I think my favourite part is definitely the little art on the inside. But on the back tab you have adidas Trefoil and it says “Pembroke, Massachusetts” and “1992.” We’re all from small towns at the end of the day and it’s just my own little pin on the map: it’s just fun. The joke growing up was, we grew up in a beautiful little town on the south shore of Massachusetts, and we’re not touching the ocean. Then there were towns next to us, there’s one town called Duxbury, and it was called “Deluxebury,” and then Pembroke was called “The Broke.” The joke was that we were the shitty town so I was like “Okay, how shitty are we now? We’re on a god damn adidas shoe!” It’s just funny. I think life is super funny.

How do you hope that you being in this position as a pro rider is going to inspire like the next generation? 

I hope, it’ll be kind of like, “Do what you love to do.” Also, I think, you can go outside the box, you don’t have to follow the next person. I think it should be about creating your own kind of path and identity and just embracing all the cool little things. Life is like a box of chocolates, you never know what you’re going to get.

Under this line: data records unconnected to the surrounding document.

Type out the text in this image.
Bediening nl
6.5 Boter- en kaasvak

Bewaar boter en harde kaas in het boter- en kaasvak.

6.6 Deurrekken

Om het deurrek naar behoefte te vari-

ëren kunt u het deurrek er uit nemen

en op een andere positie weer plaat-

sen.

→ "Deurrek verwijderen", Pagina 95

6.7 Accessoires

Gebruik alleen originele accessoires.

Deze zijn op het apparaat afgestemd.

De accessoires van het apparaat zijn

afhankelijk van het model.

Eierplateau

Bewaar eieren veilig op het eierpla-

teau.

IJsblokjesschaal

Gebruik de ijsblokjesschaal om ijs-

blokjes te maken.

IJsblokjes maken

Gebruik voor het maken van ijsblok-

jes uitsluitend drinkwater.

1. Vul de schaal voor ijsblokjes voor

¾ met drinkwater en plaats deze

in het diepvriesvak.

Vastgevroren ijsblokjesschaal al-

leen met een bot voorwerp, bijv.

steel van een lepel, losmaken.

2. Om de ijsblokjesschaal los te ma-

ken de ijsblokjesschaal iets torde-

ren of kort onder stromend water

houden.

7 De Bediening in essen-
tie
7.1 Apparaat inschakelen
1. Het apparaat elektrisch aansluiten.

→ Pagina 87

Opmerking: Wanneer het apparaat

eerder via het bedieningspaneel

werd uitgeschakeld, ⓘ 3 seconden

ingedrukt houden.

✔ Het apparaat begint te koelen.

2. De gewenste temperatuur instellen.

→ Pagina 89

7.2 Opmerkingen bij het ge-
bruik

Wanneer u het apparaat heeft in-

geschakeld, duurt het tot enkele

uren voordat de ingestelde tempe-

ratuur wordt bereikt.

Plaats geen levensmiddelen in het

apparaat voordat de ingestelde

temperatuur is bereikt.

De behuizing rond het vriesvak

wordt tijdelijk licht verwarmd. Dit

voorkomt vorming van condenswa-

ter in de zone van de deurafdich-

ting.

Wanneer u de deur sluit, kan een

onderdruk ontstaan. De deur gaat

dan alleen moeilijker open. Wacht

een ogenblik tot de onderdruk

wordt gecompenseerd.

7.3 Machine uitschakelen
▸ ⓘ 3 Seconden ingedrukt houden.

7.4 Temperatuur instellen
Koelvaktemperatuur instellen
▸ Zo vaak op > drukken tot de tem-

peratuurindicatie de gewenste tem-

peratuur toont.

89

Nora Vasconcellos interview female pro skater rider adidas Skateboarding Collab Sneaker Collaboration Yellow Fleece Purple Pants rugby top pembroke Massachusetts

Is there anything in particular that’s really exciting you about skateboarding right now?

I just think the accessibility of it and how there’s kind of somebody for everybody to look up to right now. I think it’s so varied and I love all of the good that’s kind of happening. There’s a lot of great organizations within skateboarding and I also think skateboarders are coming together and being more vocal about all different types of things in our political climate. Especially in America right now, it’s so tense.

I have a friend who lives in Phoenix, and obviously the Southwestern states have a lot of people who have immigrated from Mexico. For instance, my friend Ryan Lay does this whole thing and he sells products that say “Abolish ICE” and it has a skateboard [graphic] going through it. It’s just cool how somebody like that, whose a pro skater and is very involved in his community can educate other people who are just kids. Cheers to all the cool people and skating!